Integer oneMore = Integer.parseInt( digit ) + 1; // Evaluate ++digit
... and your parsing fails here.
string.replaceFirst( p.toString(), oneMore.toString() ); //
This would work (but convert the pattern again to string and back to pattern).
Here how I would do this:
String string = "0_Beginning";
Pattern p = Pattern.compile( "^(\\d+)(?=_.*)" );
Matcher matcher = p.matcher(string);
StringBuffer result = new StringBuffer();
while(matcher.find()) {
int number = Integer.parseInt(matcher.group());
m.appendReplacement(result, String.valueOf(number + 1));
}
m.appendTail(result);
return result.toString(); // 1_Beginning
(Of course, for your regex the loop will only execute once, since the regex is anchored.)
Edit: To clarify my statement about string.replaceFirst:
This method does not return a pattern, but uses one internally. From the documentation:
Replaces the first substring of this string that matches the given regular expression with the given replacement.
An invocation of this method of the form str.replaceFirst(regex, repl) yields exactly the same result as the expression
Pattern.compile(regex).matcher(str).replaceFirst(repl)
Here we see that a new pattern is compiled from the first argument.

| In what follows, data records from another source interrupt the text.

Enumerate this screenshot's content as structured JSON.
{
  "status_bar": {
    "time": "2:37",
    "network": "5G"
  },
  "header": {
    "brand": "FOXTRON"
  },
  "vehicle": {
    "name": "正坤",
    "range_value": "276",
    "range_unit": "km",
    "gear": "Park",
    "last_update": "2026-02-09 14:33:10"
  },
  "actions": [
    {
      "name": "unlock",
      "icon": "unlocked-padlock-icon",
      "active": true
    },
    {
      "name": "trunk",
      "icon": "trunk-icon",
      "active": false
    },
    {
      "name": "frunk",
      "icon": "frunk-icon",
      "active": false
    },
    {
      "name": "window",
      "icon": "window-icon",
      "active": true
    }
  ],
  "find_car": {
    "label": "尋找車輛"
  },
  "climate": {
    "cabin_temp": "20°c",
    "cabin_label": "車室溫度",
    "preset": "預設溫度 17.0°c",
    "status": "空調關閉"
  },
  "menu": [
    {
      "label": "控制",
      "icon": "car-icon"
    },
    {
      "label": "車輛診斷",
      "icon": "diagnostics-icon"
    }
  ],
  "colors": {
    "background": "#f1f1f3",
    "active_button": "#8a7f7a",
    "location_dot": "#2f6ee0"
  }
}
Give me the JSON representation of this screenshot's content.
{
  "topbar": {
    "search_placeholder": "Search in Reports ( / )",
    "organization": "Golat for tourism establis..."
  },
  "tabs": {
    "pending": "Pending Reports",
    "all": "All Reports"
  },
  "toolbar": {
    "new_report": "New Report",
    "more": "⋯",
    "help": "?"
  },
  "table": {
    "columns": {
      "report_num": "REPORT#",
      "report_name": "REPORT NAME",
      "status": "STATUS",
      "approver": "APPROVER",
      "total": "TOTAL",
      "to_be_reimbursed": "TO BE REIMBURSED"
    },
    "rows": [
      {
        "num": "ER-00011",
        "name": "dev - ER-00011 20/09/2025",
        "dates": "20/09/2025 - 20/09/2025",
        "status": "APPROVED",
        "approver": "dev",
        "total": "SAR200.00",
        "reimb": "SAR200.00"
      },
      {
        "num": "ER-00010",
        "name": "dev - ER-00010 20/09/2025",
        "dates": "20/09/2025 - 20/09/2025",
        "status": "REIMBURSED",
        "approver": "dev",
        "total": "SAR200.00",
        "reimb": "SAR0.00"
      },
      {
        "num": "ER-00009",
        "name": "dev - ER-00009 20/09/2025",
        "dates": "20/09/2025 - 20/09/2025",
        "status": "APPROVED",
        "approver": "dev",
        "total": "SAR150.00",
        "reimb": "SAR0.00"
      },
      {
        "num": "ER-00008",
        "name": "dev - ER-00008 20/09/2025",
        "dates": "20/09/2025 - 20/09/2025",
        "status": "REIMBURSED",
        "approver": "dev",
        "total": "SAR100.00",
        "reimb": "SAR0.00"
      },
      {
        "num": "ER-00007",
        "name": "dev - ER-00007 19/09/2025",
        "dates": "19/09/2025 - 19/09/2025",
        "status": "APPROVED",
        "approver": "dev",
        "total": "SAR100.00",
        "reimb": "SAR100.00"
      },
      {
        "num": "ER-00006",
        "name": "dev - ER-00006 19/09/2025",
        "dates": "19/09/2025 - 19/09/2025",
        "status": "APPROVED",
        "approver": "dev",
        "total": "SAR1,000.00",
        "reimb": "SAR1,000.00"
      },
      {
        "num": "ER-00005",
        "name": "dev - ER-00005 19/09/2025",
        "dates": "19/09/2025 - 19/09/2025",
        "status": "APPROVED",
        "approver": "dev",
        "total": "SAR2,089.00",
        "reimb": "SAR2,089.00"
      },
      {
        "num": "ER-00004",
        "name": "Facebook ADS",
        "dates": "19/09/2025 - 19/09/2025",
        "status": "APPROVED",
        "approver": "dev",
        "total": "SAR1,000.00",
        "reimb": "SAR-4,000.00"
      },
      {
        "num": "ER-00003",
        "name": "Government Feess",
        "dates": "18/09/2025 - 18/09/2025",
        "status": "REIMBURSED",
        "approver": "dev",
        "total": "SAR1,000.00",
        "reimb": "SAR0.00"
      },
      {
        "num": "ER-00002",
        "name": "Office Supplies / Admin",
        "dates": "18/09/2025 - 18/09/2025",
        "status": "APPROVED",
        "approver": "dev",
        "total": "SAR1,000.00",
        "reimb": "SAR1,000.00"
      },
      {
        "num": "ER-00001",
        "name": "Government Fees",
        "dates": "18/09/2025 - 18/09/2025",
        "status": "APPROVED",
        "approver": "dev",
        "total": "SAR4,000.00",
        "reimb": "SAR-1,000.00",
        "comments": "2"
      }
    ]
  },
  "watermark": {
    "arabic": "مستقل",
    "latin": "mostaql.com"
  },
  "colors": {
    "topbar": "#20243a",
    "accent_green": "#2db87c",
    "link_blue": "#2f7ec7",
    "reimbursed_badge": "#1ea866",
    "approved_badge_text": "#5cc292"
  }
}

This also shows us another way to do what you did want to do:
String string = "0_Beginning";
Pattern p = Pattern.compile( "^(\\d+)(?=_.*)" );
Matcher m = p.matcher(string);
if(m.find()) {
digit = m.group();
int oneMore = Integer.parseInt( digit ) + 1
return m.replaceFirst(string, String.valueOf(oneMore));
}
This only compiles the pattern once, instead of thrice like in your original program - but still does the matching twice (once for find, once for replaceFirst), instead of once like in my program.